The bank, Europe’s largest, agreed to pay a $1.25 billion forfeiture and $665 million in civil penalties under the settlement, prosecutors announced in December. At a hearing the same month, Gleeson told prosecutors there had been “publicized criticism” of the agreement, which lets the bank and management avoid further criminal proceedings over the charges.

Gleeson said he will continue supervising implementation of the deal, under which the bank agreed not to contest criminal charges of failing to maintain an effective anti-money-laundering program, failing to conduct due diligence, and violating the Trading With the Enemy Act and the International Emergency Economic Powers Act.

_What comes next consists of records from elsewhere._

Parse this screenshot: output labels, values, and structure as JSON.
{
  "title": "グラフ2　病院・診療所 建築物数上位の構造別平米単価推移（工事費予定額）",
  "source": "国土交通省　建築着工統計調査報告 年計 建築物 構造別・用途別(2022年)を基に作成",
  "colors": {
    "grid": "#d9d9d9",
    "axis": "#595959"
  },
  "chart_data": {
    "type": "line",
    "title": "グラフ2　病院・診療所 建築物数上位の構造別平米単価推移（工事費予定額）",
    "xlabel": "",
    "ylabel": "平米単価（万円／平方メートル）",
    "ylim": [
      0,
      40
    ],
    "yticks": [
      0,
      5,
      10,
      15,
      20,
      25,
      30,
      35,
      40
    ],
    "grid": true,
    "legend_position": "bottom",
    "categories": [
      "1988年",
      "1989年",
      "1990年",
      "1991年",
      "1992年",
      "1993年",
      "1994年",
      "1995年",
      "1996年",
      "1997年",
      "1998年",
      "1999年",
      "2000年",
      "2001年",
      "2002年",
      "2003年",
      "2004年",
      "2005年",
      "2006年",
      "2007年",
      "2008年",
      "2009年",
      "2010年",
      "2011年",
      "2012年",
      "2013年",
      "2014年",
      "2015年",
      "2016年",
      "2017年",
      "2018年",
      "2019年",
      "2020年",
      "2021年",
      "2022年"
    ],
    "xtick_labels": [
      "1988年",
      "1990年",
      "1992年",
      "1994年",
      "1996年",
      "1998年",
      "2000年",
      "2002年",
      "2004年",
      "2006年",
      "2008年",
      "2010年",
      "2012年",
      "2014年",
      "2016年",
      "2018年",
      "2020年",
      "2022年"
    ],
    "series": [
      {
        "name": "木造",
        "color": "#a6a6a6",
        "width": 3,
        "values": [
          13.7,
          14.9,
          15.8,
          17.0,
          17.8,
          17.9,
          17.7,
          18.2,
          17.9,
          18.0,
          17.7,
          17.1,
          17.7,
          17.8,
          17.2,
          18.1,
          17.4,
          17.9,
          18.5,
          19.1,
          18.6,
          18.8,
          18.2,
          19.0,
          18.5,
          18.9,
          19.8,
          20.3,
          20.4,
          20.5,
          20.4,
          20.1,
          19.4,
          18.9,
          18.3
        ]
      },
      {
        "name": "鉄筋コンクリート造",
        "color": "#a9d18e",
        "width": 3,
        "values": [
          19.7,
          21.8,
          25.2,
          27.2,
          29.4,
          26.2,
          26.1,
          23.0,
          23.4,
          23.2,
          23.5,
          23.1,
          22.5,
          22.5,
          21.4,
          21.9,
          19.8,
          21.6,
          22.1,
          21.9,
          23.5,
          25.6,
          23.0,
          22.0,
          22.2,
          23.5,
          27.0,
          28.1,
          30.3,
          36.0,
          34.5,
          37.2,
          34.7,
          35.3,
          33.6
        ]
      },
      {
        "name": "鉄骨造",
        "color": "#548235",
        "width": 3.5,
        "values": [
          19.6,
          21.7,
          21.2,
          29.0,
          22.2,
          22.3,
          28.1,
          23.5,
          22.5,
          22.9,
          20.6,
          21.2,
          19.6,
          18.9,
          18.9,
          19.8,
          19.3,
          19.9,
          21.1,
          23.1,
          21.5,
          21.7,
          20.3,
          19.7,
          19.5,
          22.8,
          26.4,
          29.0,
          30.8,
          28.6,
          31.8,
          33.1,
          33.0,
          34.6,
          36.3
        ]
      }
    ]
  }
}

Lack of proper controls allowed the Sinaloa drug cartel in Mexico and the Norte del Valle cartel in Colombia to move more than $881 million through HSBC’s U.S. unit from 2006 to 2010, the government alleged in the case. The bank also cut resources for its anti-money-laundering programs to “cut costs and increase profits,” the government said in court filings.

Certain Conditions

Under a deferred prosecution agreement, the U.S. allows a target to avoid charges by meeting certain conditions -- including the payment of fines or penalties -- and by committing to specific reforms.

In his order, Gleeson called the terms of the HSBC agreement, including the forfeiture and the bank’s admission of wrongdoing, “significant.”

“Indeed, taking into account the fact that a company cannot be imprisoned, it appears to me that much of what might have been accomplished by a criminal conviction has been agreed to in the DPA,” Gleeson wrote.

HSBC spokesman Rob Sherman said in an e-mailed statement that the bank remains focused on implementing the conditions of the agreement.

‘Extensive Actions’

“Since 2011, we have taken extensive actions to put in place the highest standards to protect against current and emerging threats from financial crime,” Sherman said. “While we are making good progress, there is much more to do, and ensuring the highest standards wherever we do business is an ongoing process.”

Christina B. Dugger, First Assistant U.S. Attorney in Brooklyn, declined to comment on Gleeson’s decision.

Several people filed letters to the judge asking him not to approve the deal, including actress Berenice Mosca, who said she appeared in television advertisements for the bank and hasn’t been paid.

“To amend any part I played in contributing to HSBC profits, I feel responsible for motivating HSBC to right their wrongs, their illicit, horrible way they use those profits,” she said in the letter, filed March 20. “Respectfully I ask, please do not approve this grossly inadequate settlement offer.”

The case is U.S. v. HSBC Bank USA NA, 12-cr-00763, U.S. District Court, Eastern District of New York (Brooklyn).